Manifattura: le sfide del 2022 tra congiuntura e riorganizzazione delle filiere 

Le incertezze dell’ultimo biennio hanno suggerito una riorganizzazione della supply chain: il 76,2% delle società manifatturiere ha in agenda l’aumento del numero dei fornitori dando priorità nel 57,4% dei casi a quelli di prossimità. Minore interesse per la riduzione dei fornitori o la loro integrazione (rispettivamente 11,6% e 4,6%). 

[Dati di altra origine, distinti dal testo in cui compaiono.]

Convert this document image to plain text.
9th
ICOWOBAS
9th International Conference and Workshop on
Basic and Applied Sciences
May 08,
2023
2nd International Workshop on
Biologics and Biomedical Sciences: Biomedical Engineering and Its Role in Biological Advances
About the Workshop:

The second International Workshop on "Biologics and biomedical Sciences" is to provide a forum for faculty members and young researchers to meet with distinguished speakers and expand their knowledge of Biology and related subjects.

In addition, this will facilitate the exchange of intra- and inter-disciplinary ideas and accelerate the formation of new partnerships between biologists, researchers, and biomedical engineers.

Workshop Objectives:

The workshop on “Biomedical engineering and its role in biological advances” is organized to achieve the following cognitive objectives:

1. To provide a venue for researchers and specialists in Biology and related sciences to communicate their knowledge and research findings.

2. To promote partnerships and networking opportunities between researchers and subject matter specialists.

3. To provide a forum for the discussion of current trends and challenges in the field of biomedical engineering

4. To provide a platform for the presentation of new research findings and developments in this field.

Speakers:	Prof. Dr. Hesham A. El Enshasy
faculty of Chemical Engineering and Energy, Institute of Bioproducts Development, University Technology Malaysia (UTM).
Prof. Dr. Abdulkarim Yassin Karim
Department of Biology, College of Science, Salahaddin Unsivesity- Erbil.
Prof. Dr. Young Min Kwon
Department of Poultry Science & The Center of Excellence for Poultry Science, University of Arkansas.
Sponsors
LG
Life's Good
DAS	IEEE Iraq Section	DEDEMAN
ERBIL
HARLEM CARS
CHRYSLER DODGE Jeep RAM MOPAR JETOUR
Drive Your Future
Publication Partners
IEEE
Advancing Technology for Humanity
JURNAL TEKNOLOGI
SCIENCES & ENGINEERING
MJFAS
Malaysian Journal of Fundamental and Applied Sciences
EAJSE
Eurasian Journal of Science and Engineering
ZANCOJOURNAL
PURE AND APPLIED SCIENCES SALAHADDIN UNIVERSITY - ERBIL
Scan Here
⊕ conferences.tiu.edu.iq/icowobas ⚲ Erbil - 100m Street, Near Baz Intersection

Circa le previsioni per il 2022, è possibile che il ruolo della domanda interna resti rilevante anche nel prossimo futuro poiché, nonostante i venti contrari legati all’inflazione e alla crescita dei tassi di interesse, dovrebbero agire in senso favorevole le misure del PNRR e quelle di agevolazione fiscale, con rilevanti effetti moltiplicativi sul resto dell’economia. È altrettanto verosimile che, per un’economia a forte vocazione manifatturiera come quella italiana, i settori al momento attardati sul fronte delle esportazioni potranno mettere a segno un sostanziale recupero. 

Dal quadro sopra evidenziato, il segmento manifatturiero potrebbe chiudere il 2022 con una crescita del fatturato pari al 7,5% (nominale). Rimane tuttavia l’incognita del fragile equilibrio dei margini che potrebbero risultare compromessi dal perdurare delle spinte inflattive legate alla congiuntura.